いろんな国で開発された対戦車ライフルだけど、実はアメリカでもこんなものが開発されてたよって記事。
.60 Cal Anti-Tank Rifle “T1 & T1E1”
T1対戦車ライフルはアメリカで開発された.60口径(15.2mm)の試作対戦車ライフルである。(以下、この記事ではT1ライフルと表記する)
またT1E1はその改良版と思われる。
残された資料は画像を含めて非常に少なく、詳細は謎に包まれている。
使用する弾薬は15.2×114mm弾で、MG151をベースに開発されたT17航空機関銃の使用弾薬としても知られている。(以下15.2mm弾と表記)
この弾薬は1939年までに開発されており、後に口径を12.7mmにネックダウンした.50/60弾(12.7×114)や、口径を20mmに変更した20×102mm弾の開発に繋がっている。
なお20×102mm弾はM39リボルバーカノンやM61バルカンの使用弾薬として広く使用されている。
資料によっては逆に20mm弾から15.2mm弾に派生したとされるが、航空機銃の研究者として著名なアンソニー・ウィリアムズ氏の資料によるとこれは誤りであるとのこと。
そもそも15.2mm弾は既存の.50Cal(12.7mm)弾より強力な弾薬を求めて第二次世界大戦初期に開発されたもので、1200グレイン(≒77.75g)の弾頭を毎秒3500フィート(≒1067m/s)で発射することができた。
ちなみに.50/60弾の初速は毎秒3900フィート(≒1189m/s)であり、また後の20×102mm弾となった.60/20弾では1500グレイン(≒97g)の弾頭を毎秒3300フィートで発射したという。
15.2mm弾はソ連のシモノフやデグチャレフの対戦車小銃(PTRSやPTRD)に使用された14.5 x 114mm弾に近い性質の弾薬で、それより少しだけ強力だった。
具体的には1180グレイン(≒76.5g)のAP弾を毎秒3,600フィート(≒1,100m/s)の速度で発射し、銃口エネルギーは34,000フィート/ポンド(≒46キロジュール)以上であった。
参考までに7.62mmNATO弾は約2,700フィート/ポンド(≒3.6キロジュール)、5.56mmNATO弾は約1300フィート/ポンド(≒1.7キロジュール)である。
射撃試験では距離450mで32mmの装甲を貫通できたので、もし1939年に実戦投入されていたならば30mm以下の装甲を持つ枢軸軍軽戦車などに対しては十分に有効打を与えられたと考えられる。
問題は射撃試験が行われたのは1942年と1944年であるということで、その頃には既に性能不足なのは明らかだった。
この事がT1ライフルが試作のみに終わり、その資料のほとんどが破棄された原因であると思われる。

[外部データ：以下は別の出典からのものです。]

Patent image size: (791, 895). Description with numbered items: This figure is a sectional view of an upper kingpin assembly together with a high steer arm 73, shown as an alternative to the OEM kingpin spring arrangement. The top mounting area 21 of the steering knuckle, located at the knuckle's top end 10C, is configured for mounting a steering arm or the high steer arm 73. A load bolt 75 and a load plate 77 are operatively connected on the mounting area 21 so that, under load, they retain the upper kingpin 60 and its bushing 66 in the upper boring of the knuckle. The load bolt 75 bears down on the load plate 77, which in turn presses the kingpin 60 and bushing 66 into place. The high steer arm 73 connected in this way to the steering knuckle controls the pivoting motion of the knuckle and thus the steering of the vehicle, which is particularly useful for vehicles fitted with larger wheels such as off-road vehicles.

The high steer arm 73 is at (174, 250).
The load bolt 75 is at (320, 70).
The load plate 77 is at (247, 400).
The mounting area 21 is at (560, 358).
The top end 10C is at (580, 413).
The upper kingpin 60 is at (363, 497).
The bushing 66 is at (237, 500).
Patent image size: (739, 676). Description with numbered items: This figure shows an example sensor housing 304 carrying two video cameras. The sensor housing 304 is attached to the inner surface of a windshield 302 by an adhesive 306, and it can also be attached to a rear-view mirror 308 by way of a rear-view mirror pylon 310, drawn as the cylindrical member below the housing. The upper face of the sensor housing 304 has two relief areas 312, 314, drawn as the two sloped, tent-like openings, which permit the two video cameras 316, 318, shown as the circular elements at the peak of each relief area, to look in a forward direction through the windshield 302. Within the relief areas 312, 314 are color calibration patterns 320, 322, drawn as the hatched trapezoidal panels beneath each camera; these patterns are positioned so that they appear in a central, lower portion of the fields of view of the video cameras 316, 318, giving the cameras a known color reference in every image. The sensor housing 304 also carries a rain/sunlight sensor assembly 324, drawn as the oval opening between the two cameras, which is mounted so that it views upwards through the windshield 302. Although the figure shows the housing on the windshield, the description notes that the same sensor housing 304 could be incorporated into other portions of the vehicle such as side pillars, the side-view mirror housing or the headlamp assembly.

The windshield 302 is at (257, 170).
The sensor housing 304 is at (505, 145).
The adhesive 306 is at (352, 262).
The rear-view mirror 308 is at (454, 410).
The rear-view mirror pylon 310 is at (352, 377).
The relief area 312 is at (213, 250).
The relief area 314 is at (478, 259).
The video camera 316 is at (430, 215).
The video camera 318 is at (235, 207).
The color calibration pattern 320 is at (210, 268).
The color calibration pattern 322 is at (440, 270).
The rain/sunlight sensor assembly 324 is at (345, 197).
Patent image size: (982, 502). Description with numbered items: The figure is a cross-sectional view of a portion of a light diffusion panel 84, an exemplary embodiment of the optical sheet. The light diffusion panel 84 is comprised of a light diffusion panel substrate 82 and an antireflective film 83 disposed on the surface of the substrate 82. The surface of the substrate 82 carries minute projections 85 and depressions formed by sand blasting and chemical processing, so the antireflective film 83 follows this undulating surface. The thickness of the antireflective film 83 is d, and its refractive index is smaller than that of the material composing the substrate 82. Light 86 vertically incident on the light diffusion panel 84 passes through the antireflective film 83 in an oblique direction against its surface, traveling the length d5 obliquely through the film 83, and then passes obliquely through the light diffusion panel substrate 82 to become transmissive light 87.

試験が遅れた正確な理由は不明だが、なんらかの原因で開発が遅延したのだと思われる。
そんなT1ライフル(及びT1E1)は2〜3人の人員による運用を想定して設計されており、持ち運び可能な三脚を備えるガス圧利用式半自動対戦車ライフルであった。
この三脚はブローニングM2HB .50口径機関銃に使用されていたものと同型であると思われ、運用に掛かる労力もM2HBと同等であったと推測される。
銃の設計史はほぼ完全に失われており、スプリングフィールド造兵廠のアーカイブに残された資料は写真1枚のみ。アメリカ国防技術情報センター(DTIC)やアメリカ合衆国商務省科学技術情報サービス(NTIS)を検索しても、20×102mm弾の開発に重要な役割を果たしたことと、弾薬についての報告書がヒットするのみだという(※自分でも調べようと思ったけど上手く出来なかった。残念)
他国の半自動対戦車ライフルと比較したT1ライフル最大の特徴は、その給弾方式だった。
それは初期のホッチキス式機関銃を彷彿とさせる保弾板による給弾であり、この方式を採用した銃器としてはT1ライフルが最後であろうことはほぼ間違いない。
なお保弾板による給弾を行う銃火器は第二次世界大戦中の日本軍でも運用されたが、それらの銃器はT1ライフルより以前に設計されたものである。
そんな保弾板には15.2mm弾が5発ないし8発入るように作られているが、なぜこの時代遅れとも言える方式が採用されたのかは謎に包まれている。量産型では変えるつもりだったのだろうか?
またストックの形状も初期のホッチキス機銃を彷彿とさせるものであった。
試作された銃にはアイアンサイトがなく、標準的なライフルスコープと思われるものが備えられていた。
射撃試験の結果に関する資料は見つかっておらず、おそらく銃共々廃棄されたと思われる。
なぜなら開発の遅れから既に成形炸薬弾を使用する個人用対戦車兵器が登場しており、どうあがいてもイラナイコ宣言を免れなかったのである。